The purpose of the Nominating and 公司治理 Committee shall be to:
- Identify individuals qualified to become members of the 董事会.
- Recommend individuals to the Board as director nominees and recommend directors to serve as members of Board committees.
- Develop and recommend to the Board a set of corporate governance guidelines.
The Nominating and 公司治理 Committee shall consist of not less than three directors as appointed by the 董事会. Members may be removed by the 董事会 在其自由裁量权. Each member of the Committee shall be independent as defined by the New York Stock Exchange (the “纽交所”) for the purpose of this Charter. The Chairperson of the Committee shall be designated by the 董事会. The Committee Chairperson will preside at each Committee meeting. In the event the Committee Chairperson is not present at a meeting, the Committee members present at that meeting shall designate one of its members as the acting chair for such meeting.
The Committee shall meet as often as necessary to carry out its responsibilities. Meetings may be held in person or by means of a conference telephone or other electronic technology allowing all persons participating in the meeting to hear each other at the same time. The Committee may ask members of management or others to attend Committee meetings and provide pertinent information when needed. At least half the members of the Committee will constitute a quorum with a majority of votes of those Committee members present at a meeting in which a quorum has been established being sufficient to adopt a resolution or otherwise take action. The Committee may act by unanimous consent without a meeting.

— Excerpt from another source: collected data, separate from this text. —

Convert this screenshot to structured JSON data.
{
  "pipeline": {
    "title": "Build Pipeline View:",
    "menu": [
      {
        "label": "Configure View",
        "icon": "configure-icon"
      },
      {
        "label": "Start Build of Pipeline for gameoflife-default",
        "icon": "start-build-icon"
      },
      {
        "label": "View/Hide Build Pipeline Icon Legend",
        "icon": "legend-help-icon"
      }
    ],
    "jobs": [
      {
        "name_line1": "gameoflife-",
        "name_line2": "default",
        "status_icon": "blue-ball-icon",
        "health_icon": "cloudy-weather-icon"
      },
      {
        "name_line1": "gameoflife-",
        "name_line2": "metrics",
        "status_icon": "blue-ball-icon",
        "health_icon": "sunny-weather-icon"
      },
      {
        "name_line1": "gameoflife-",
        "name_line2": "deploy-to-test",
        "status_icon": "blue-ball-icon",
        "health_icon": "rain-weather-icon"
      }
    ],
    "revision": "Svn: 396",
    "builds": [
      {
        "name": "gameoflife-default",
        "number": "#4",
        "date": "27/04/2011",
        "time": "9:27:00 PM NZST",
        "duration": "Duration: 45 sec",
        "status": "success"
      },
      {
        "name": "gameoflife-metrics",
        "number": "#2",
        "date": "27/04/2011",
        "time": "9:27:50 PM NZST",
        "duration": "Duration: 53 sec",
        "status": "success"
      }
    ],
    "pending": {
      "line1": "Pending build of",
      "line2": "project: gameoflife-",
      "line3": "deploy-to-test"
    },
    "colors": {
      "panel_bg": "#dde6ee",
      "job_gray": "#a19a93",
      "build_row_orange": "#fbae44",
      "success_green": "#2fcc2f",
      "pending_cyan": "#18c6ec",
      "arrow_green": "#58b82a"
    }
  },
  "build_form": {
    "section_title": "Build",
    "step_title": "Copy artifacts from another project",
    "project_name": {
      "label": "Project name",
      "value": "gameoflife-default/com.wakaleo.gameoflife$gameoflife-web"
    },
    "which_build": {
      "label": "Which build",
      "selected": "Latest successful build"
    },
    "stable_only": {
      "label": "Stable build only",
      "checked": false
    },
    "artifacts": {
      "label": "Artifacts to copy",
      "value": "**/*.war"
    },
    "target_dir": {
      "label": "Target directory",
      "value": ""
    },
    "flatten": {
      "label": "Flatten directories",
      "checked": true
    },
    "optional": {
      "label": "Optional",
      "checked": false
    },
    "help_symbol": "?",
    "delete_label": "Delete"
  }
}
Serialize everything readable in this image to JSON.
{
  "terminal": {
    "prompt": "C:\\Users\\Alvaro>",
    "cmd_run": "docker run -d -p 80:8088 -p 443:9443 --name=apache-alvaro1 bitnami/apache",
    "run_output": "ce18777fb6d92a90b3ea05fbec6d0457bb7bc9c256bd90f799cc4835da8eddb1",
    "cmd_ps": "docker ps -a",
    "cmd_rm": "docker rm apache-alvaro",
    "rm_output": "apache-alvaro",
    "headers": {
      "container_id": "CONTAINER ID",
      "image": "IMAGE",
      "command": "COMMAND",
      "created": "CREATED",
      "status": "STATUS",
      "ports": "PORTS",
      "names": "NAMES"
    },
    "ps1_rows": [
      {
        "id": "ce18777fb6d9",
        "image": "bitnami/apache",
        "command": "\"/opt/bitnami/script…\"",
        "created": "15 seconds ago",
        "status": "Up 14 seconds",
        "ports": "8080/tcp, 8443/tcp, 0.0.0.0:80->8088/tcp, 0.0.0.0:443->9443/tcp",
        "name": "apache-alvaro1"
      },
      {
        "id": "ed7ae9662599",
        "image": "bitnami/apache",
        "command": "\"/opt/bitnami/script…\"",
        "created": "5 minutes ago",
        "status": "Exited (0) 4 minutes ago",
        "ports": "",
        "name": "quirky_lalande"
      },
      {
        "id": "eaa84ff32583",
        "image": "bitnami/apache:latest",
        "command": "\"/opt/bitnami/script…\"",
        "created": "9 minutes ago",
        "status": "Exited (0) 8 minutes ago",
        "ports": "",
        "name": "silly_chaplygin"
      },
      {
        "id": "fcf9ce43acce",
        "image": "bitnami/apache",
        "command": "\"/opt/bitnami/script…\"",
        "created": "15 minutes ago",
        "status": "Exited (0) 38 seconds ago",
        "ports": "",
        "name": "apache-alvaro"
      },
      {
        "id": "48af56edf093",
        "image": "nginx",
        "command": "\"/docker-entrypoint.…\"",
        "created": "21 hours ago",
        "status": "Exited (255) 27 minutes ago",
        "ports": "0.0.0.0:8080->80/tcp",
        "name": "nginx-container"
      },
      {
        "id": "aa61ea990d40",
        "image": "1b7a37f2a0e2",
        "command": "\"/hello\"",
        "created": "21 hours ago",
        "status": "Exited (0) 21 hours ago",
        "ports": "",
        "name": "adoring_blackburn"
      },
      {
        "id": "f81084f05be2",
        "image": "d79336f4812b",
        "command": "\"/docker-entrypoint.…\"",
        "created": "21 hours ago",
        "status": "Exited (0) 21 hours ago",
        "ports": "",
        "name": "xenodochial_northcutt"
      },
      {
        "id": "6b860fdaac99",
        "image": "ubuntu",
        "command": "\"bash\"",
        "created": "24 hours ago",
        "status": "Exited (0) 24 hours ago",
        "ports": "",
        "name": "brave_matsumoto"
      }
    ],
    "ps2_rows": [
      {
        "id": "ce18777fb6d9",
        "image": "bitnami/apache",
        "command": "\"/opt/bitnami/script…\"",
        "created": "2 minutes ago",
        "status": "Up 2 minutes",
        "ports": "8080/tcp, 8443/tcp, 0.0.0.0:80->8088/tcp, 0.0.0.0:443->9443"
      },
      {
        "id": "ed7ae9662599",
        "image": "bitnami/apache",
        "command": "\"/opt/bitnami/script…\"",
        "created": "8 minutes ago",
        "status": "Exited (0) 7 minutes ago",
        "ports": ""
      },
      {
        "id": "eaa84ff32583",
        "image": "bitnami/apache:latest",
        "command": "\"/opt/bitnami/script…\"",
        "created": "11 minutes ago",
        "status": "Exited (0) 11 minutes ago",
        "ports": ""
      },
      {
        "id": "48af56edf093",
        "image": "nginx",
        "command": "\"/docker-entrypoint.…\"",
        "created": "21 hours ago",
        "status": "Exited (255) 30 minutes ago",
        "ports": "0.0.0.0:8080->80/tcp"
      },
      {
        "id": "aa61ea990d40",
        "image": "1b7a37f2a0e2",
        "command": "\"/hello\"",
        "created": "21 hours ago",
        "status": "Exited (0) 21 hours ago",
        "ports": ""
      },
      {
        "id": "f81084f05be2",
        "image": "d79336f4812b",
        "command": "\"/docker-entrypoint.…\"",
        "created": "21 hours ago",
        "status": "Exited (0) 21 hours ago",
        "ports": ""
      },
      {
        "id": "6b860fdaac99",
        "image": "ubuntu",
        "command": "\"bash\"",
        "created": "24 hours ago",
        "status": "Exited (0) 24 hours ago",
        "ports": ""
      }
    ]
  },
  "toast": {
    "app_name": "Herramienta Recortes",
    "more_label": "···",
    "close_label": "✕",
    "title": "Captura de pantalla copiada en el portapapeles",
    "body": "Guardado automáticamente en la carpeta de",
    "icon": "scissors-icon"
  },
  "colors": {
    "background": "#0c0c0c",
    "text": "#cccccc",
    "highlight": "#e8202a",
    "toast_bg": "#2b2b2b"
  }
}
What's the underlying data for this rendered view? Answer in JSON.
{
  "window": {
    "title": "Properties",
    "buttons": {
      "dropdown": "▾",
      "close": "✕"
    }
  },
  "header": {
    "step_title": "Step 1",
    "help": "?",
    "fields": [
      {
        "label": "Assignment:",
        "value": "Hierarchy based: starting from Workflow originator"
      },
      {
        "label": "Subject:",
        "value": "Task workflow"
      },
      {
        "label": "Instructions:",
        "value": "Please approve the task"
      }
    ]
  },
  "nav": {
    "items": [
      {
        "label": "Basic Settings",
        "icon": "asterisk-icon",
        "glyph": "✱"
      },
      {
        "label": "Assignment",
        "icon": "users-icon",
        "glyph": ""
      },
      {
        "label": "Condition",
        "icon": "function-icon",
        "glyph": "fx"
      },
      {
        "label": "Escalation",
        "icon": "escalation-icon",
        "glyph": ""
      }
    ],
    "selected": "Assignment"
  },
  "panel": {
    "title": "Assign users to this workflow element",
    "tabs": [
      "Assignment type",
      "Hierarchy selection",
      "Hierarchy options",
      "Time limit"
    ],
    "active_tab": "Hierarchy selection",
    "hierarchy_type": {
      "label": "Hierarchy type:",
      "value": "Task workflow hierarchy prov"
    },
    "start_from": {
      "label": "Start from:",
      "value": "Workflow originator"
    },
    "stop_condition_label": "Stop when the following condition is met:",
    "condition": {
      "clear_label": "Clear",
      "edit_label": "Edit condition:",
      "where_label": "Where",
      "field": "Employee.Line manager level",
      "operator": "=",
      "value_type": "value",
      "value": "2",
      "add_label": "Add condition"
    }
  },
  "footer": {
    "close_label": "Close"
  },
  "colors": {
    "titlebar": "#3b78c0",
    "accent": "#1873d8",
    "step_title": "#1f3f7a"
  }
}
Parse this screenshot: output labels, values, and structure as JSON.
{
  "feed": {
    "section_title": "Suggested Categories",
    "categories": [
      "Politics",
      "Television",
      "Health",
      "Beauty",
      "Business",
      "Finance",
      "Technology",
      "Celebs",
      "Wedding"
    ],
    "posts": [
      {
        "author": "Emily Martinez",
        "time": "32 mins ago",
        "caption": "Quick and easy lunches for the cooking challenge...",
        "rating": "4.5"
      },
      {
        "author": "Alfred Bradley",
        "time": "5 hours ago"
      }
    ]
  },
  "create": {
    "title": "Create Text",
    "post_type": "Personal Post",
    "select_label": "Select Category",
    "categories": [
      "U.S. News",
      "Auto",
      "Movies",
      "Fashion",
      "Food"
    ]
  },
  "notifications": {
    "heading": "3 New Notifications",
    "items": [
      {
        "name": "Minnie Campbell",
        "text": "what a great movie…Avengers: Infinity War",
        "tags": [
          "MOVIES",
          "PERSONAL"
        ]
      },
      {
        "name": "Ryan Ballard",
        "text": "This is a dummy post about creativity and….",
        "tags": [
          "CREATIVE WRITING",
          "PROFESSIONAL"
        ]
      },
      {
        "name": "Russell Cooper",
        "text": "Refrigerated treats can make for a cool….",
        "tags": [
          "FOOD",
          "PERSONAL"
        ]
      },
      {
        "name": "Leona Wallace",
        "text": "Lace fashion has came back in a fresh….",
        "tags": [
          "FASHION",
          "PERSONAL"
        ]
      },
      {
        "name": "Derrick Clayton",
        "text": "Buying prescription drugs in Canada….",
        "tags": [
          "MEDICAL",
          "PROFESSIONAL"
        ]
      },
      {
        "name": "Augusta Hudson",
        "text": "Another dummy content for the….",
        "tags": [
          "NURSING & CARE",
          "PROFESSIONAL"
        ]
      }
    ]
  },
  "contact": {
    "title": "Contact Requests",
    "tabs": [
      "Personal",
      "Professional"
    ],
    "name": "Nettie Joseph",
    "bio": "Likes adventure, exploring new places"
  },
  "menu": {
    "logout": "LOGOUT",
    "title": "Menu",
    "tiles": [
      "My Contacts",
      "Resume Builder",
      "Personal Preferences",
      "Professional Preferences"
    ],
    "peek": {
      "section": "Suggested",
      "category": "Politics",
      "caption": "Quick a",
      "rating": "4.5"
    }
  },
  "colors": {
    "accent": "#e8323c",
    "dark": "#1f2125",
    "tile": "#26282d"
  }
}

The Committee may also delegate any of its responsibilities to subcommittees as the Committee may deem appropriate.
- Establish criteria for selecting new members of the 董事会.
- Lead the search for candidates qualified to become members of the 董事会, 考虑到多样性, 包括(但不限于)种族, 性别, sexual orientation and 性别 identity, 国籍, 种族, 专业背景, 具有地理和行业经验, and recommend individuals to the Board as director nominees.
- Review the Board of Director’s committee structure and recommend to the Board for its approval directors to serve as members of each Board committee.
- Develop and recommend to the Board and annually review a set of corporate governance guidelines.
- Oversee that an appropriate 商业行为和道德规范 is in place and that an appropriate Compliance Program is implemented by management to achieve and monitor compliance.
- Evaluate whether management is setting the appropriate tone at the top by communicating the importance of the Company’s 商业行为和道德规范.
- 审查所有事务, before such transactions are entered into, 如果可能的话, between the Company and any related persons that are required to be reported under the applicable SEC regulations governing related person transactions, and approve or ratify such transactions where appropriate.
- Oversee an annual self-evaluation of the Board and all committees of the Board.
- Oversee the annual evaluation of management by the Board.
- Conduct an annual performance evaluation of the Committee.
- 拥有唯一的权力, 在其自由裁量权, to retain and terminate any search firm to assist in the identification of director candidates, including sole authority to approve the firm’s fees and other retention terms.
- 审查和评估, 每年至少, the Nominating and 公司治理 Committee charter and submit changes for approval of the 董事会.
- Periodically review and assess the Company's environmental, 社会, 和治理项目, 政策, and practices and make recommendations to the Board in furtherance of the sustainable growth of the Company's businesses.
- Perform other functions as requested by the 董事会.
The Nominating and 公司治理 Committee is an arm of, 和负责, the 董事会 to which it directly reports. The Nominating and 公司治理 Committee is responsible for periodically updating the 董事会 about Committee activities and making appropriate recommendations.